Thursday, 3/17/16
Today we honor St. Patrick, born
around the year 380. His parents were Roman citizens living on Britain. At
thirteen he was taken by slavers who carried him off to northern Ireland where
he was purchased by a man named Milchu, who set him to herding his sheep.
Although Patrick had not been particularly religious, Jesus became his sole
companion out on the hills. At seventeen he escaped, finding passage to
northern France.
Making his way south, he advanced
in his schooling while staying with Catholic relatives in Lyons. Then, with a
desire to be closer to God, he made his way south to the island of Lerins off
the coast, where Athanasius, the exiled bishop of Alexandria had founded a
monastery some fifty years earlier.
There, Patrick took to singing the
Psalms at set hours of the day, and he made frequent use of the Sacrament of
Reconciliation. In 430 Pope Celestine appointed him the bishop of all Ireland.

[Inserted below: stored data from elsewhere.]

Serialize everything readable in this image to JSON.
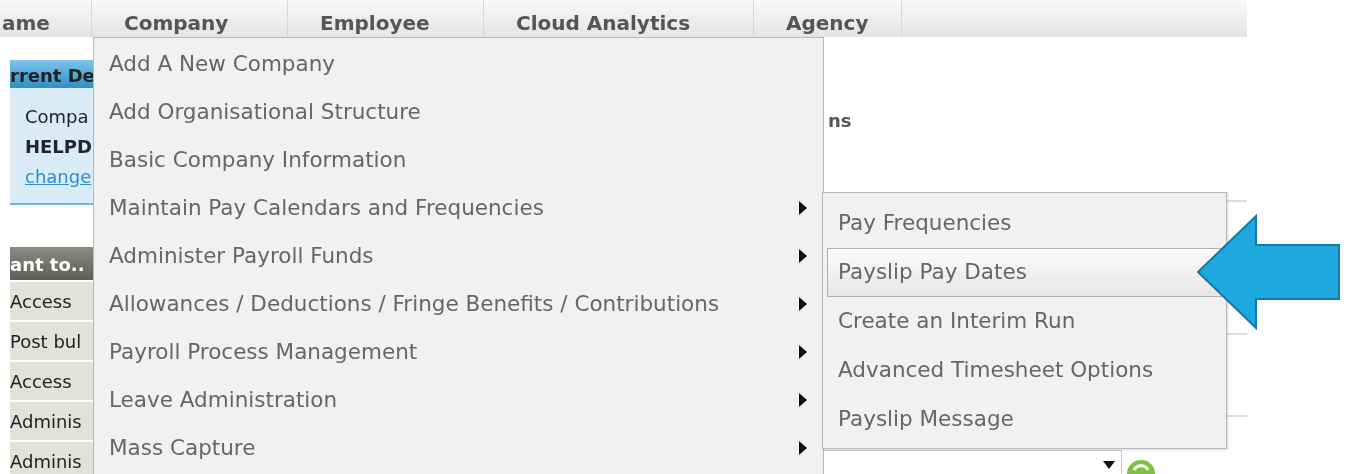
{
  "nav_tabs": [
    {
      "label": "ame"
    },
    {
      "label": "Company"
    },
    {
      "label": "Employee"
    },
    {
      "label": "Cloud Analytics"
    },
    {
      "label": "Agency"
    }
  ],
  "current_details": {
    "header": "rrent De",
    "lines": [
      "Compa",
      "HELPD"
    ],
    "link": "change"
  },
  "want_to": {
    "header": "ant to..",
    "items": [
      "Access",
      "Post bul",
      "Access",
      "Adminis",
      "Adminis"
    ]
  },
  "main": {
    "heading": "ns"
  },
  "company_menu": {
    "items": [
      {
        "label": "Add A New Company",
        "has_submenu": false
      },
      {
        "label": "Add Organisational Structure",
        "has_submenu": false
      },
      {
        "label": "Basic Company Information",
        "has_submenu": false
      },
      {
        "label": "Maintain Pay Calendars and Frequencies",
        "has_submenu": true
      },
      {
        "label": "Administer Payroll Funds",
        "has_submenu": true
      },
      {
        "label": "Allowances / Deductions / Fringe Benefits / Contributions",
        "has_submenu": true
      },
      {
        "label": "Payroll Process Management",
        "has_submenu": true
      },
      {
        "label": "Leave Administration",
        "has_submenu": true
      },
      {
        "label": "Mass Capture",
        "has_submenu": true
      }
    ]
  },
  "submenu": {
    "items": [
      {
        "label": "Pay Frequencies",
        "selected": false
      },
      {
        "label": "Payslip Pay Dates",
        "selected": true
      },
      {
        "label": "Create an Interim Run",
        "selected": false
      },
      {
        "label": "Advanced Timesheet Options",
        "selected": false
      },
      {
        "label": "Payslip Message",
        "selected": false
      }
    ]
  }
}
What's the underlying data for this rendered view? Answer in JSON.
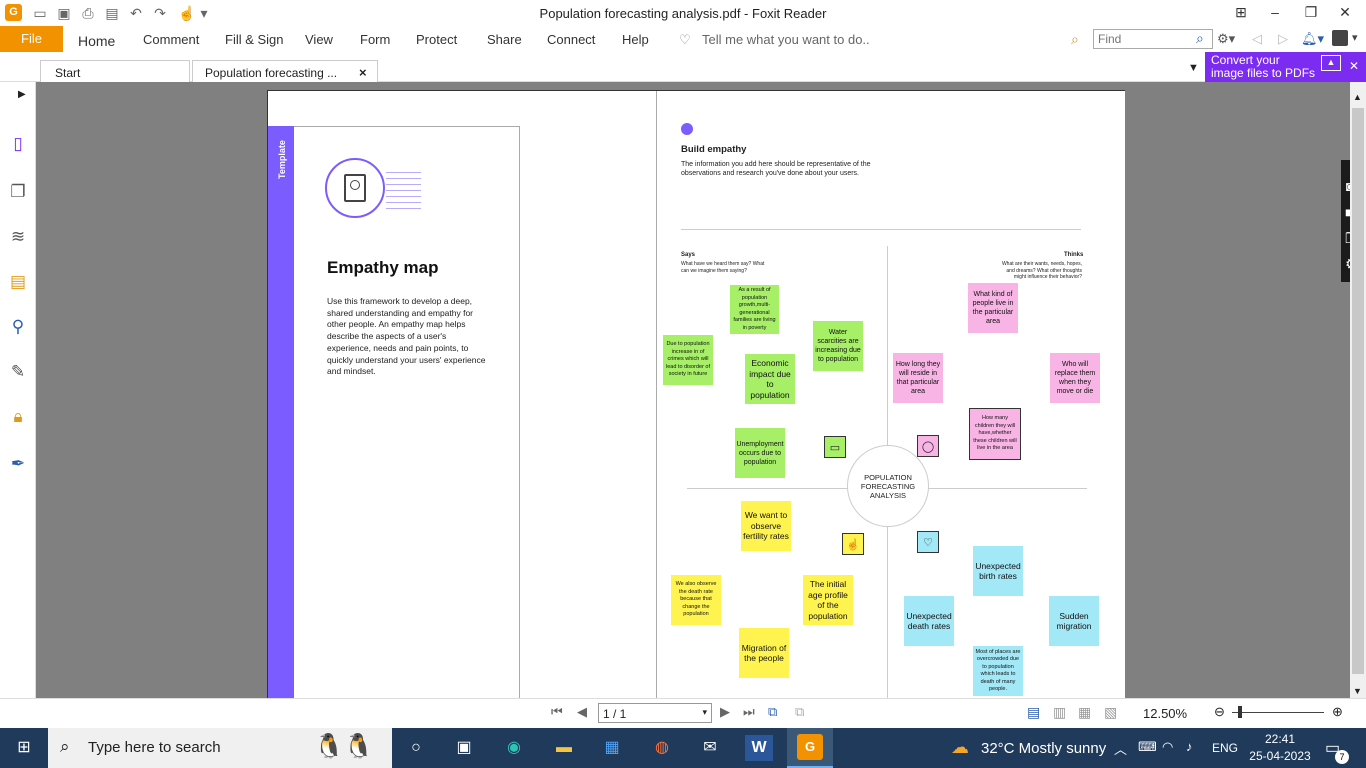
{
  "window": {
    "title": "Population forecasting analysis.pdf - Foxit Reader"
  },
  "ribbon": {
    "file": "File",
    "menus": [
      "Home",
      "Comment",
      "Fill & Sign",
      "View",
      "Form",
      "Protect",
      "Share",
      "Connect",
      "Help"
    ],
    "tell_me": "Tell me what you want to do..",
    "find_placeholder": "Find"
  },
  "tabs": {
    "start": "Start",
    "doc": "Population forecasting ...",
    "close": "×"
  },
  "promo": {
    "line1": "Convert your",
    "line2": "image files to PDFs"
  },
  "doc": {
    "template_label": "Template",
    "empathy_title": "Empathy map",
    "empathy_desc": "Use this framework to develop a deep, shared understanding and empathy for other people. An empathy map helps describe the aspects of a user's experience, needs and pain points, to quickly understand your users' experience and mindset.",
    "build_title": "Build empathy",
    "build_desc": "The information you add here should be representative of the observations and research you've done about your users.",
    "says_title": "Says",
    "says_desc": "What have we heard them say? What can we imagine them saying?",
    "thinks_title": "Thinks",
    "thinks_desc": "What are their wants, needs, hopes, and dreams? What other thoughts might influence their behavior?",
    "center": "POPULATION FORECASTING ANALYSIS",
    "notes": {
      "g1": "As a result of population growth,multi-generational families are living in poverty",
      "g2": "Water scarcities are increasing due to population",
      "g3": "Due to population increase in of crimes which will lead to disorder of society in future",
      "g4": "Economic impact due to population",
      "g5": "Unemployment occurs due to population",
      "p1": "What kind of people live in the particular area",
      "p2": "How long they will reside in that particular area",
      "p3": "Who will replace them when they move or die",
      "p4": "How many children they will have,whether these children will live in the area",
      "y1": "We want to observe fertility rates",
      "y2": "We also observe the death rate because that change the population",
      "y3": "The initial age profile of the population",
      "y4": "Migration of the people",
      "b1": "Unexpected birth rates",
      "b2": "Unexpected death rates",
      "b3": "Sudden migration",
      "b4": "Most of places are overcrowded due to population which leads to death of many people."
    }
  },
  "status": {
    "page": "1 / 1",
    "zoom": "12.50%"
  },
  "taskbar": {
    "search": "Type here to search",
    "weather": "32°C  Mostly sunny",
    "lang": "ENG",
    "time": "22:41",
    "date": "25-04-2023",
    "notif": "7"
  }
}
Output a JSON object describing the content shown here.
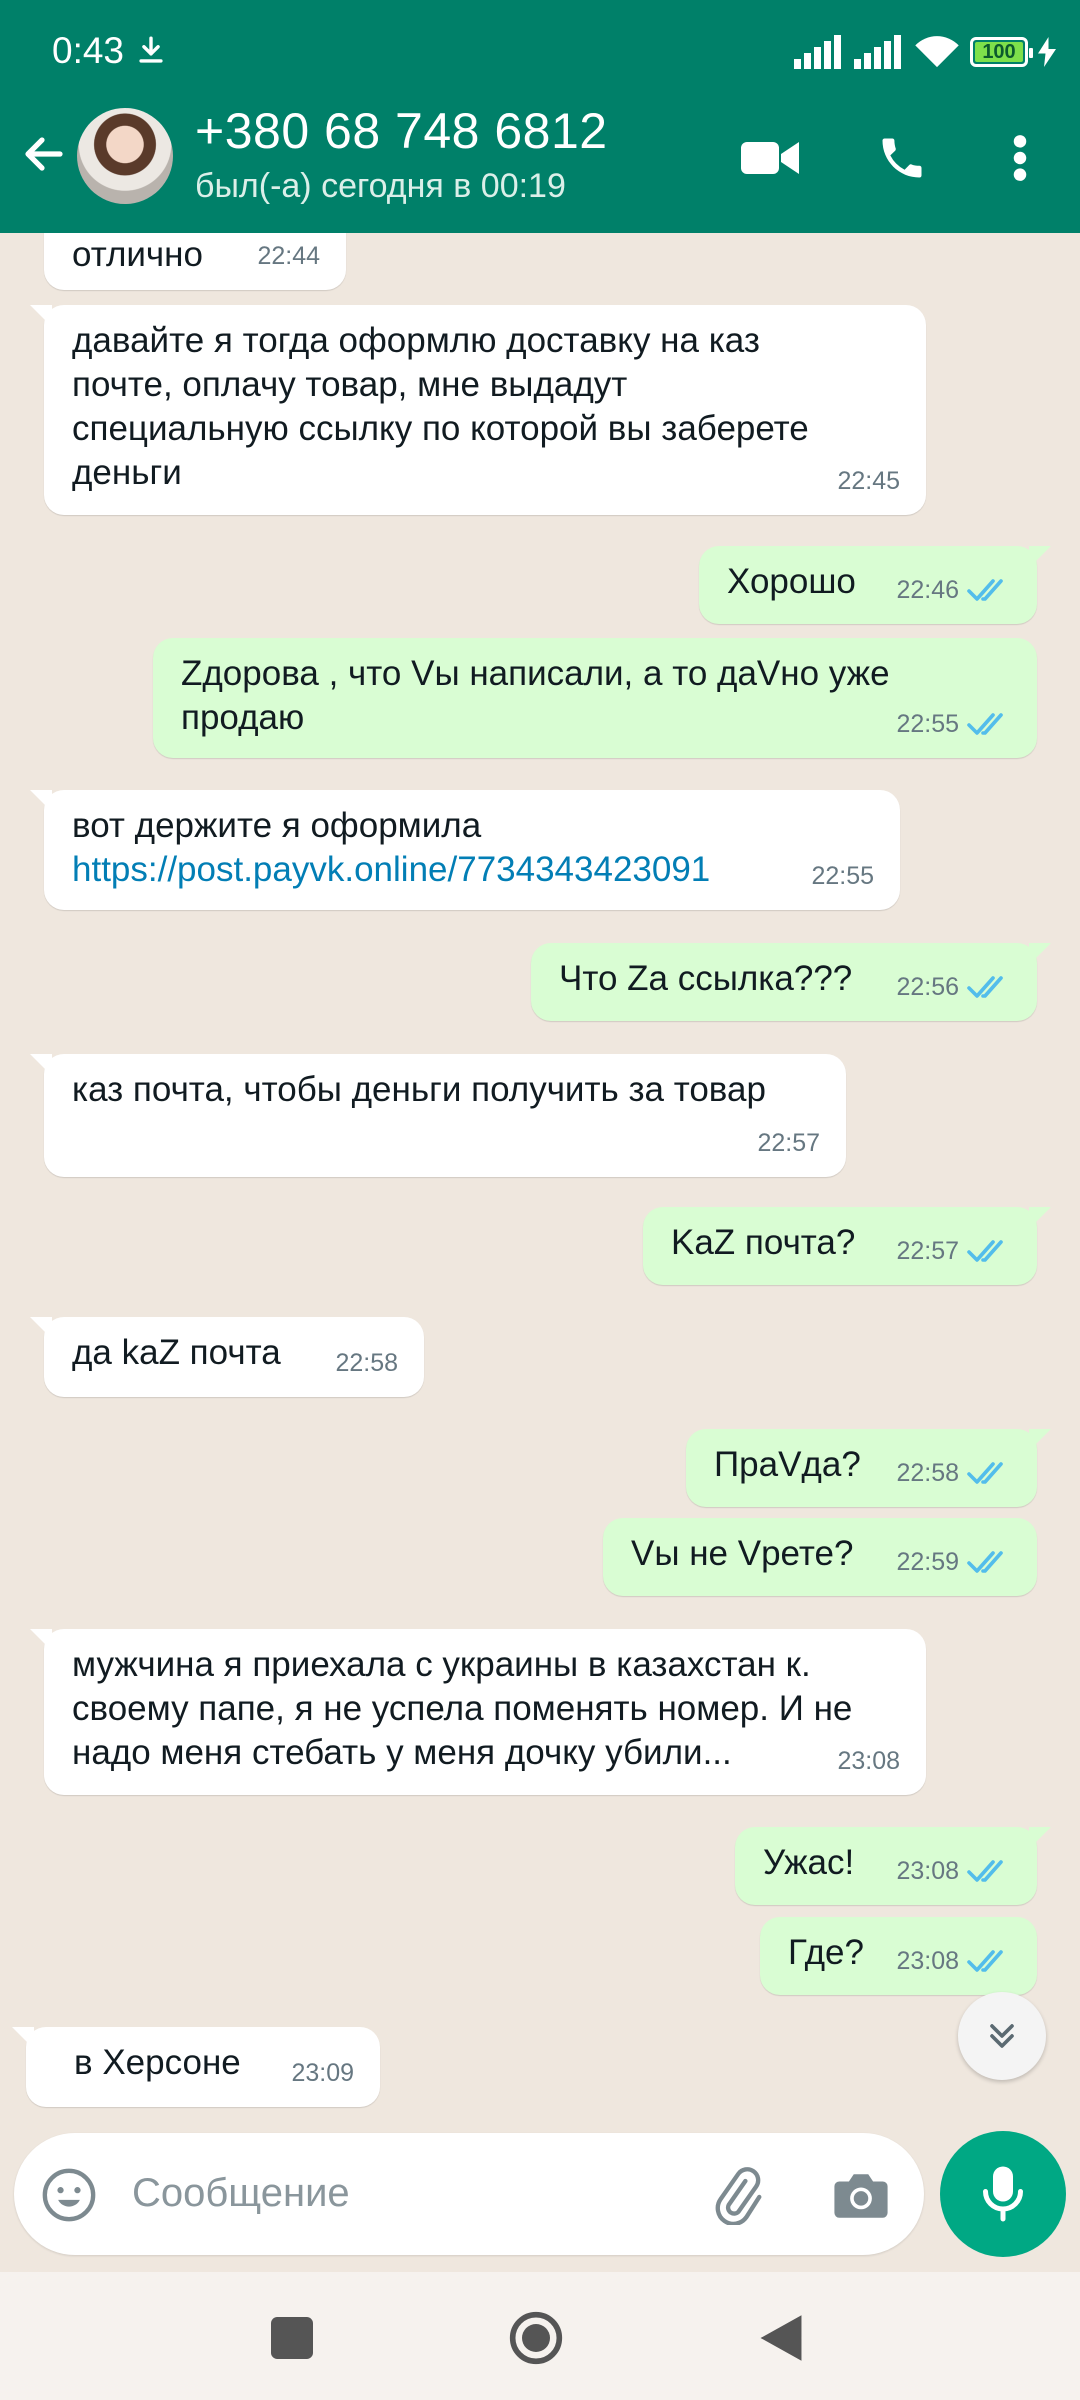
{
  "status_bar": {
    "time": "0:43",
    "battery": "100"
  },
  "header": {
    "contact_name": "+380 68 748 6812",
    "contact_status": "был(-а) сегодня в 00:19"
  },
  "messages": [
    {
      "dir": "in",
      "text": "отлично",
      "time": "22:44"
    },
    {
      "dir": "in",
      "text": "давайте я тогда оформлю доставку на каз почте, оплачу товар, мне выдадут специальную ссылку по которой вы заберете деньги",
      "time": "22:45"
    },
    {
      "dir": "out",
      "text": "Хорошо",
      "time": "22:46"
    },
    {
      "dir": "out",
      "text": "Zдорова , что Vы написали, а то даVно уже продаю",
      "time": "22:55"
    },
    {
      "dir": "in",
      "text": "вот держите я оформила",
      "link": "https://post.payvk.online/7734343423091",
      "time": "22:55"
    },
    {
      "dir": "out",
      "text": "Что Zа ссылка???",
      "time": "22:56"
    },
    {
      "dir": "in",
      "text": "каз почта, чтобы деньги получить за товар",
      "time": "22:57"
    },
    {
      "dir": "out",
      "text": "KaZ почта?",
      "time": "22:57"
    },
    {
      "dir": "in",
      "text": "да kaZ почта",
      "time": "22:58"
    },
    {
      "dir": "out",
      "text": "ПраVда?",
      "time": "22:58"
    },
    {
      "dir": "out",
      "text": "Vы не Vрете?",
      "time": "22:59"
    },
    {
      "dir": "in",
      "text": "мужчина я приехала с украины в казахстан к. своему папе, я не успела поменять номер. И не надо меня стебать у меня дочку убили...",
      "time": "23:08"
    },
    {
      "dir": "out",
      "text": "Ужас!",
      "time": "23:08"
    },
    {
      "dir": "out",
      "text": "Где?",
      "time": "23:08"
    },
    {
      "dir": "in",
      "text": "в Херсоне",
      "time": "23:09"
    }
  ],
  "composer": {
    "placeholder": "Сообщение"
  },
  "colors": {
    "header": "#008069",
    "outgoing": "#d9fdd3",
    "incoming": "#ffffff",
    "accent": "#00a884",
    "read_ticks": "#53bdeb"
  },
  "icons": [
    "back-arrow-icon",
    "video-call-icon",
    "phone-icon",
    "more-vert-icon",
    "emoji-icon",
    "attach-icon",
    "camera-icon",
    "mic-icon",
    "double-check-icon",
    "chevron-double-down-icon"
  ]
}
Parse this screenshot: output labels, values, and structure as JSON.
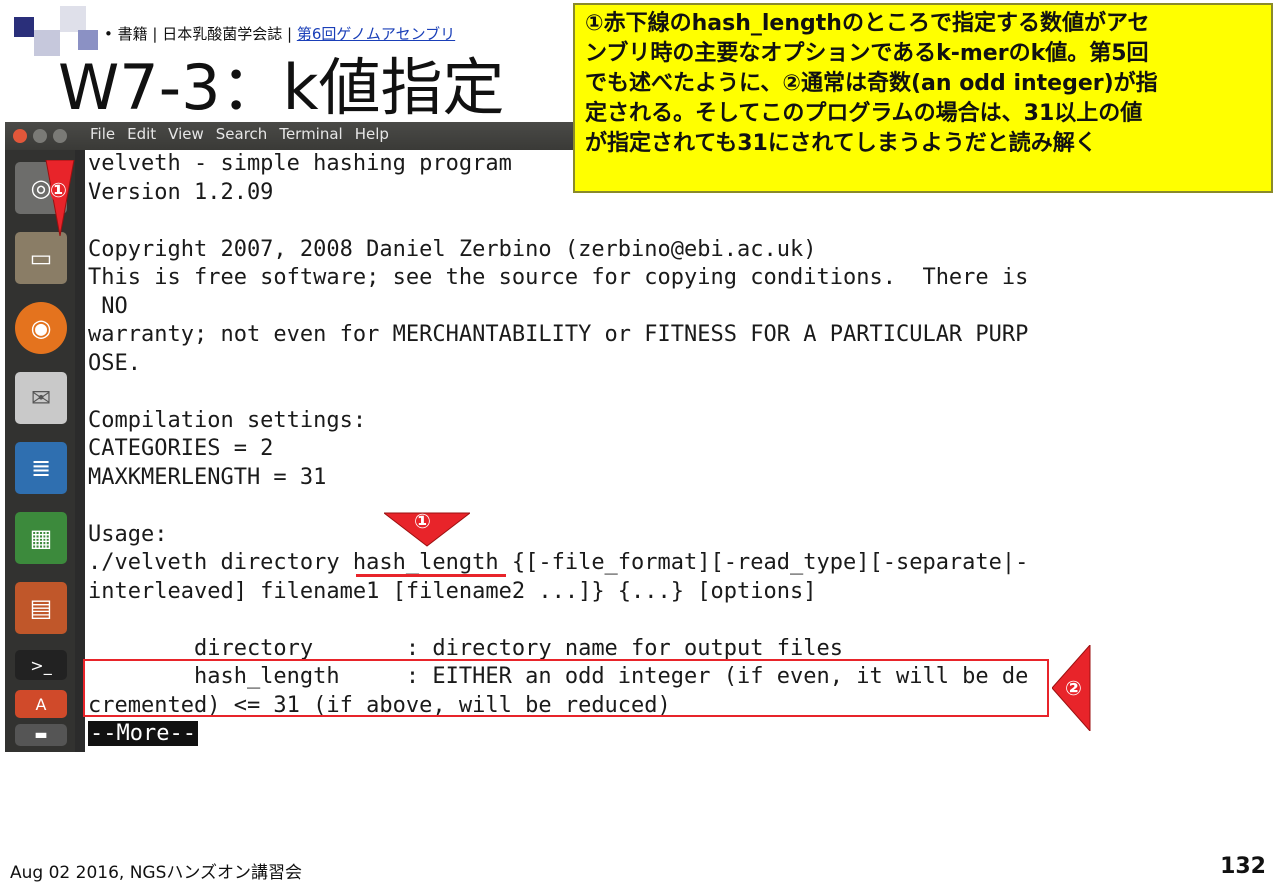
{
  "slide": {
    "breadcrumb_prefix": "• 書籍 | 日本乳酸菌学会誌 |",
    "breadcrumb_link": "第6回ゲノムアセンブリ",
    "title": "W7-3：k値指定",
    "footer": "Aug 02 2016, NGSハンズオン講習会",
    "page_number": "132"
  },
  "callout": {
    "lines": [
      "①赤下線のhash_lengthのところで指定する数値がアセ",
      "ンブリ時の主要なオプションであるk-merのk値。第5回",
      "でも述べたように、②通常は奇数(an odd integer)が指",
      "定される。そしてこのプログラムの場合は、31以上の値",
      "が指定されても31にされてしまうようだと読み解く"
    ]
  },
  "menu": [
    "File",
    "Edit",
    "View",
    "Search",
    "Terminal",
    "Help"
  ],
  "launcher": {
    "icons": [
      "dash-icon",
      "files-icon",
      "firefox-icon",
      "mail-icon",
      "writer-icon",
      "calc-icon",
      "impress-icon",
      "terminal-icon",
      "text-editor-icon",
      "workspace-icon"
    ]
  },
  "terminal": {
    "lines": [
      "velveth - simple hashing program",
      "Version 1.2.09",
      "",
      "Copyright 2007, 2008 Daniel Zerbino (zerbino@ebi.ac.uk)",
      "This is free software; see the source for copying conditions.  There is",
      " NO",
      "warranty; not even for MERCHANTABILITY or FITNESS FOR A PARTICULAR PURP",
      "OSE.",
      "",
      "Compilation settings:",
      "CATEGORIES = 2",
      "MAXKMERLENGTH = 31",
      "",
      "Usage:",
      "./velveth directory hash_length {[-file_format][-read_type][-separate|-",
      "interleaved] filename1 [filename2 ...]} {...} [options]",
      "",
      "        directory       : directory name for output files",
      "        hash_length     : EITHER an odd integer (if even, it will be de",
      "cremented) <= 31 (if above, will be reduced)"
    ],
    "pager": "--More--"
  },
  "annotations": {
    "badge1": "①",
    "badge2": "②"
  },
  "colors": {
    "callout_bg": "#ffff00",
    "annotation_red": "#e8242a",
    "terminal_bg": "#ffffff"
  }
}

It was a country at that time had no towns. The clans all followed the seasons.
To serve them, Patrick didn't establish any parishes, instead he founded
monasteries where the wanders could stop by for Sacraments.
Patrick's importance with the Irish
stems from their being a downtrodden nation greatly in need of a champion.
In 1155 our only English pope, Adrian IV, put Ireland under the care of
England, and from then until 1916 the Irish were ruled at the whim of England's
kings who portioned Ireland off into the estates of English Lords.
Then, with the English rebelling
against the popes, they persecuted the Irish for remaining Catholic. In 1649
England's future Lord Protector, Oliver Cromwell, judging the Catholics of
Drogheda and Wexford to be heretics with no right to live, put all the people
there to the sword. As well, in my great grandparents' time, Irish Catholics
were bound to tithe to the Church of England.
The Irish are no better than any
other race of people, but they had to pretend to be special just to keep
their spirits up through terrible times.